Photos by Maria Araujo
On Saturday, Jan 20, over 300 people gathered at City Hall for Fredericton’s second annual Women’s March.
Kate Rogers, the city’s deputy mayor, gave a speech prior to the march’s commencement where she spoke about the differences that exist between men and women in public office.
Rogers reported feelings of aggression and loneliness, which stemmed from gender disparity on city council. Rogers also encouraged women to change the current state of affairs by running for public office.
“Only women in significant numbers are going to make the change and dismantle our current system […] Once we change the system—once it’s no longer designed for just one type of people—all people, regardless of background, would feel welcome in this process,” said Rogers.
The march started at City Hall, went down Queen Street, turned right onto St. John’s Street and passed by the New Brunswick Legislature before heading back to City Hall via King Street.
Due to issues obtaining a permit, the march was limited to the sidewalk—but Devin Rigaux, one of the event’s organizers, said they’ll be applying early next year so that participants can take to the streets to proclaim their message.
“We had liability insurance and a permit to ensure that we can keep this march going. Next year we’ll be applying early to get permission to march on the street.”
According to Rigaux, the organizers felt the march was successful—they had multiple people sign up to volunteer for next year’s event, the feminist fair provided ample opportunity for collaboration and they witnessed a lot of diversity among the attendees.
“We were happy to see so many people show support for the march—many of whom were young women or people who aren’t usually engaged in this type of event, so it was a success,” said Rigaux.
Shoba Gunaseelan, a student in UNB’s faculty of education, was one of the attendees.
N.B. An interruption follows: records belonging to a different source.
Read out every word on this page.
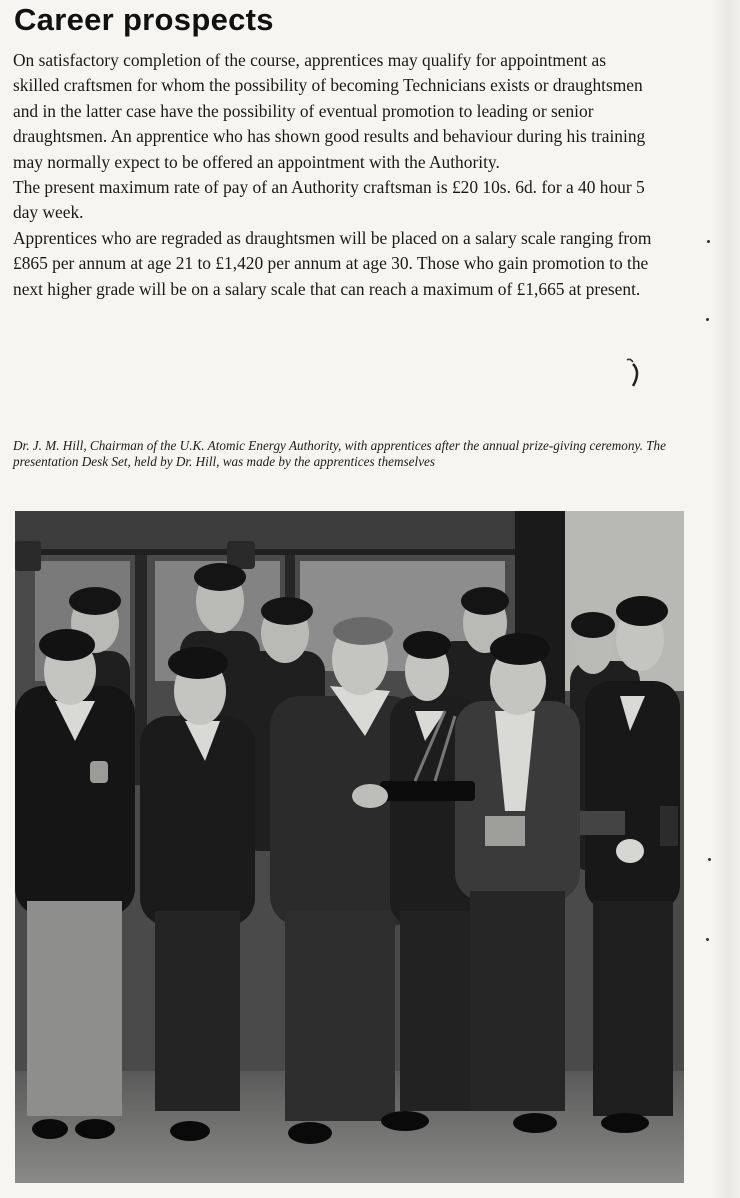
Career prospects

On satisfactory completion of the course, apprentices may qualify for appointment as skilled craftsmen for whom the possibility of becoming Technicians exists or draughtsmen and in the latter case have the possibility of eventual promotion to leading or senior draughtsmen. An apprentice who has shown good results and behaviour during his training may normally expect to be offered an appointment with the Authority.

The present maximum rate of pay of an Authority craftsman is £20 10s. 6d. for a 40 hour 5 day week.

Apprentices who are regraded as draughtsmen will be placed on a salary scale ranging from £865 per annum at age 21 to £1,420 per annum at age 30. Those who gain promotion to the next higher grade will be on a salary scale that can reach a maximum of £1,665 at present.

Dr. J. M. Hill, Chairman of the U.K. Atomic Energy Authority, with apprentices after the annual prize-giving ceremony. The presentation Desk Set, held by Dr. Hill, was made by the apprentices themselves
Gunaseelan said the march was representative of the struggle that many minorities still face—hence her reason for participating.
“As great as Canada is, equality has not been reached across all different classes, races and backgrounds,” said Gunaseelan.
“Feminism is still very much needed, and I will be fighting this battle until equity has been reached.”
The UNB Student Union women’s representative, Lydia MacLeod, shares Gunaseelan’s mindset that minority inequality still exists today—and feels that showing support through events such as the Women’s March is one way to contribute to the equal rights movement.
“Women are disproportionately underrepresented in all levels of government. Women continue to be fearful walking at night. The vast majority of low-income single parents are women,” said MacLeod. “Whether it is sexual harassment/assault, equal pay for equal work or reproductive rights, showing your support at a protest such as the Women’s March is a huge part of the movement.”
“You do not need to be a politician or activist to make a difference. Support in numbers is powerful.”